31 July 2023

Cuxton Winery Appeal

Case law has established that wineries are agricultural uses for the purposes of planning. However, many vineyard owners and operators include ancillary uses such as visitor centres for wine tasting and restaurants. In a recent appeal decision it was these ancillary uses that caused adverse impacts and harm meaning the appeal was dismissed and planning permission was not granted.

The appeal scheme comprised a new access road, a 107 space car park and coach park, a winery building for grape processing, storage, bottling, a restaurant, cafe and retail. Wine tasting events would be held twice daily and it was anticipated that there would be around 300 visitors per day. The site is located in the green belt and in the Kent Downs AONB and is within the setting of the Upper Bush Conservation Area.

Given the amount of floorspace identified for agricultural use, the Inspector concluded that the appeal scheme was an agricultural use. Accordingly the proposed development fell within the exceptions set out in the NPPF and so the new buildings would not be considered inappropriate development in the green belt.

Whilst there was therefore no need to consider the impact of the development on the openness of the greenbelt, the Inspector still needed to consider whether the development complied with key Local Plan policies around conserving the natural beauty, wildlife and cultural heritage of the area, the impact of the development on the nearby conservation area and whether the harm of the proposals on the AONB was outweighed by exceptional circumstances.

The Inspector found that although the new access road and car park would seek to use the existing topography of the area to reduce the impact, both would introduce a degree of urbanisation into the landscape and would cause moderate adverse effects. The seasonal nature of viticulture would be supplemented by the year round ancillary activities. The visual impact of the constant activity from the ancillary uses would significantly detract from the site’s contribution to the landscape and scenic beauty of the AONB resulting in major adverse impacts. Similar concerns were raised about the ancillary uses in respect of the noise impacts and the adverse impact on the dark skies which were acknowledged as a high value component of the AONB.
The Inspector agreed that the setting of the Conservation Area was largely determined by its relationship to the surrounding farmland and concluded that the proposed major development would introduce activities unrelated to agricultural use. He therefore concluded that the appeal scheme would cause less than substantial harm to the significance of that heritage asset.

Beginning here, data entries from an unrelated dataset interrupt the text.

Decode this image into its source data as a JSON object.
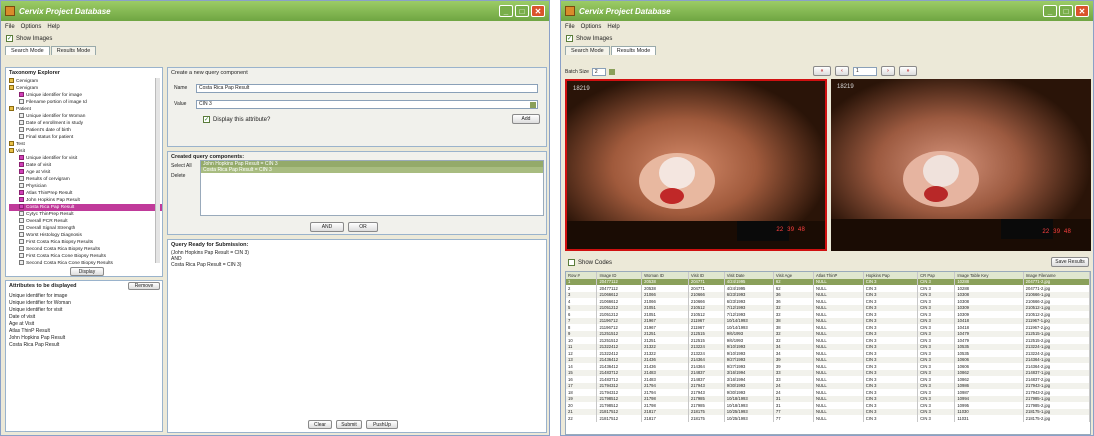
{
  "left": {
    "title": "Cervix Project Database",
    "menu": [
      "File",
      "Options",
      "Help"
    ],
    "show_images": "Show Images",
    "tabs": [
      "Search Mode",
      "Results Mode"
    ],
    "taxonomy_title": "Taxonomy Explorer",
    "tree": [
      {
        "label": "Cervigram",
        "icon": "folder"
      },
      {
        "label": "Cervigram",
        "icon": "folder"
      },
      {
        "label": "Unique identifier for image",
        "icon": "attr-pink"
      },
      {
        "label": "Filename portion of image Id",
        "icon": "attr"
      },
      {
        "label": "Patient",
        "icon": "folder"
      },
      {
        "label": "Unique identifier for Woman",
        "icon": "attr"
      },
      {
        "label": "Date of enrollment in study",
        "icon": "attr"
      },
      {
        "label": "Patient's date of birth",
        "icon": "attr"
      },
      {
        "label": "Final status for patient",
        "icon": "attr"
      },
      {
        "label": "Test",
        "icon": "folder"
      },
      {
        "label": "Visit",
        "icon": "folder"
      },
      {
        "label": "Unique identifier for visit",
        "icon": "attr-pink"
      },
      {
        "label": "Date of visit",
        "icon": "attr-pink"
      },
      {
        "label": "Age at Visit",
        "icon": "attr-pink"
      },
      {
        "label": "Results of cervigram",
        "icon": "attr"
      },
      {
        "label": "Physician",
        "icon": "attr"
      },
      {
        "label": "Atlas ThinPrep Result",
        "icon": "attr-pink"
      },
      {
        "label": "John Hopkins Pap Result",
        "icon": "attr-pink"
      },
      {
        "label": "Costa Rica Pap Result",
        "icon": "attr-pink",
        "selected": true
      },
      {
        "label": "Cytyc ThinPrep Result",
        "icon": "attr"
      },
      {
        "label": "Overall PCR Result",
        "icon": "attr"
      },
      {
        "label": "Overall Signal Strength",
        "icon": "attr"
      },
      {
        "label": "Worst Histology Diagnosis",
        "icon": "attr"
      },
      {
        "label": "First Costa Rica Biopsy Results",
        "icon": "attr"
      },
      {
        "label": "Second Costa Rica Biopsy Results",
        "icon": "attr"
      },
      {
        "label": "First Costa Rica Cone Biopsy Results",
        "icon": "attr"
      },
      {
        "label": "Second Costa Rica Cone Biopsy Results",
        "icon": "attr"
      }
    ],
    "display_btn": "Display",
    "attrs_title": "Attributes to be displayed",
    "remove_btn": "Remove",
    "attrs": [
      "Unique identifier for image",
      "Unique identifier for Woman",
      "Unique identifier for visit",
      "Date of visit",
      "Age at Visit",
      "Atlas ThinP Result",
      "John Hopkins Pap Result",
      "Costa Rica Pap Result"
    ],
    "create_title": "Create a new query component",
    "name_label": "Name",
    "name_value": "Costa Rica Pap Result",
    "value_label": "Value",
    "value_value": "CIN 3",
    "display_attr": "Display this attribute?",
    "add_btn": "Add",
    "created_title": "Created query components:",
    "select_all": "Select All",
    "delete": "Delete",
    "components": [
      "John Hopkins Pap Result = CIN 3",
      "Costa Rica Pap Result = CIN 3"
    ],
    "and_btn": "AND",
    "or_btn": "OR",
    "query_title": "Query Ready for Submission:",
    "query_lines": [
      "(John Hopkins Pap Result = CIN 3)",
      "AND",
      "Costa Rica Pap Result = CIN 3)"
    ],
    "clear_btn": "Clear",
    "submit_btn": "Submit",
    "pushup_btn": "PushUp"
  },
  "right": {
    "title": "Cervix Project Database",
    "menu": [
      "File",
      "Options",
      "Help"
    ],
    "show_images": "Show Images",
    "tabs": [
      "Search Mode",
      "Results Mode"
    ],
    "batch_label": "Batch Size",
    "batch_value": "2",
    "page_value": "1",
    "images": [
      {
        "stamp": "18219",
        "ts": "22 39 48"
      },
      {
        "stamp": "18219",
        "ts": "22 39 48"
      }
    ],
    "show_codes": "Show Codes",
    "save_results": "Save Results",
    "columns": [
      "Row #",
      "Image ID",
      "Woman ID",
      "Visit ID",
      "Visit Date",
      "Visit Age",
      "Atlas ThinP",
      "Hopkins Pap",
      "CR Pap",
      "Image Table Key",
      "Image Filename"
    ],
    "rows": [
      [
        "1",
        "20477112",
        "20538",
        "204771",
        "4/24/1995",
        "62",
        "NULL",
        "CIN 3",
        "CIN 3",
        "10288",
        "204771-2.jpg"
      ],
      [
        "2",
        "20477112",
        "20538",
        "204771",
        "4/24/1995",
        "62",
        "NULL",
        "CIN 3",
        "CIN 3",
        "10288",
        "204771-2.jpg"
      ],
      [
        "3",
        "21066612",
        "21066",
        "210666",
        "6/23/1993",
        "36",
        "NULL",
        "CIN 3",
        "CIN 3",
        "10308",
        "210666-1.jpg"
      ],
      [
        "4",
        "21066612",
        "21066",
        "210666",
        "6/23/1993",
        "36",
        "NULL",
        "CIN 3",
        "CIN 3",
        "10308",
        "210666-2.jpg"
      ],
      [
        "5",
        "21051212",
        "21051",
        "210512",
        "7/12/1993",
        "32",
        "NULL",
        "CIN 3",
        "CIN 3",
        "10309",
        "210512-1.jpg"
      ],
      [
        "6",
        "21051212",
        "21051",
        "210512",
        "7/12/1993",
        "32",
        "NULL",
        "CIN 3",
        "CIN 3",
        "10309",
        "210512-2.jpg"
      ],
      [
        "7",
        "21196712",
        "21967",
        "211967",
        "10/14/1993",
        "38",
        "NULL",
        "CIN 3",
        "CIN 3",
        "10418",
        "211967-1.jpg"
      ],
      [
        "8",
        "21196712",
        "21967",
        "211967",
        "10/14/1993",
        "38",
        "NULL",
        "CIN 3",
        "CIN 3",
        "10418",
        "211967-2.jpg"
      ],
      [
        "9",
        "21251512",
        "21251",
        "212515",
        "9/6/1993",
        "32",
        "NULL",
        "CIN 3",
        "CIN 3",
        "10479",
        "212515-1.jpg"
      ],
      [
        "10",
        "21251512",
        "21251",
        "212515",
        "9/6/1993",
        "32",
        "NULL",
        "CIN 3",
        "CIN 3",
        "10479",
        "212515-2.jpg"
      ],
      [
        "11",
        "21322412",
        "21322",
        "213224",
        "9/10/1993",
        "34",
        "NULL",
        "CIN 3",
        "CIN 3",
        "10535",
        "213224-1.jpg"
      ],
      [
        "12",
        "21322412",
        "21322",
        "213224",
        "9/10/1993",
        "34",
        "NULL",
        "CIN 3",
        "CIN 3",
        "10535",
        "213224-2.jpg"
      ],
      [
        "13",
        "21436412",
        "21436",
        "214364",
        "9/27/1993",
        "39",
        "NULL",
        "CIN 3",
        "CIN 3",
        "10606",
        "214364-1.jpg"
      ],
      [
        "14",
        "21436412",
        "21436",
        "214364",
        "9/27/1993",
        "39",
        "NULL",
        "CIN 3",
        "CIN 3",
        "10606",
        "214364-2.jpg"
      ],
      [
        "15",
        "21483712",
        "21483",
        "214837",
        "3/16/1994",
        "33",
        "NULL",
        "CIN 3",
        "CIN 3",
        "10862",
        "214837-1.jpg"
      ],
      [
        "16",
        "21483712",
        "21483",
        "214837",
        "3/16/1994",
        "33",
        "NULL",
        "CIN 3",
        "CIN 3",
        "10862",
        "214837-2.jpg"
      ],
      [
        "17",
        "21794312",
        "21794",
        "217943",
        "9/30/1993",
        "24",
        "NULL",
        "CIN 3",
        "CIN 3",
        "10986",
        "217943-1.jpg"
      ],
      [
        "18",
        "21794312",
        "21794",
        "217943",
        "9/30/1993",
        "24",
        "NULL",
        "CIN 3",
        "CIN 3",
        "10987",
        "217943-2.jpg"
      ],
      [
        "19",
        "21798512",
        "21798",
        "217985",
        "10/18/1993",
        "31",
        "NULL",
        "CIN 3",
        "CIN 3",
        "10994",
        "217985-1.jpg"
      ],
      [
        "20",
        "21798512",
        "21798",
        "217985",
        "10/18/1993",
        "31",
        "NULL",
        "CIN 3",
        "CIN 3",
        "10995",
        "217985-2.jpg"
      ],
      [
        "21",
        "21817512",
        "21817",
        "218175",
        "10/25/1993",
        "77",
        "NULL",
        "CIN 3",
        "CIN 3",
        "11030",
        "218175-1.jpg"
      ],
      [
        "22",
        "21817512",
        "21817",
        "218175",
        "10/25/1993",
        "77",
        "NULL",
        "CIN 3",
        "CIN 3",
        "11031",
        "218175-2.jpg"
      ]
    ]
  }
}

In accordance with paragraph 177 of the NPPF, the Inspector had to consider whether there were exceptional circumstances and whether the development would be in the public interest such that it would outweigh the presumption that major development in the AONB should be refused. Accordingly the Inspector considered the need and economic case for the proposed development, the cost of development outside the AONB and any detrimental impact on the environment. Whilst the appellant produced evidence in respect of each of these areas, the Inspector considered the evidence to be insufficient or too high level for any of these arguments to be made. The Inspector noted that expansion of the wine industry is not a national priority nor is it a local priority reflected in Local Plan policies. The Inspector considered the good design of the winery building, the investment, job creation and visitor experience were not sufficiently evidenced and therefore did not outweigh the harm of the development on the AONB and the conservation area. Accordingly he dismissed the appeal.

As the English wine industry continues to grow we are likely to see an expansion in vineyards which, due to the required soil type and typography, are often located in AONBs. Given the exceptional circumstances test for major development in AONBs set out paragraph 177 of the NPPF, vineyard owners would be advised to promote local plan policies that identify the importance of viticulture during local plan reviews to assist with the “need” argument and to establish robust evidence for the remaining tests. Many vineyards will include ancillary activities but the impact of those activities needs to be carefully considered and weighed up against the adverse impacts of the proposed development.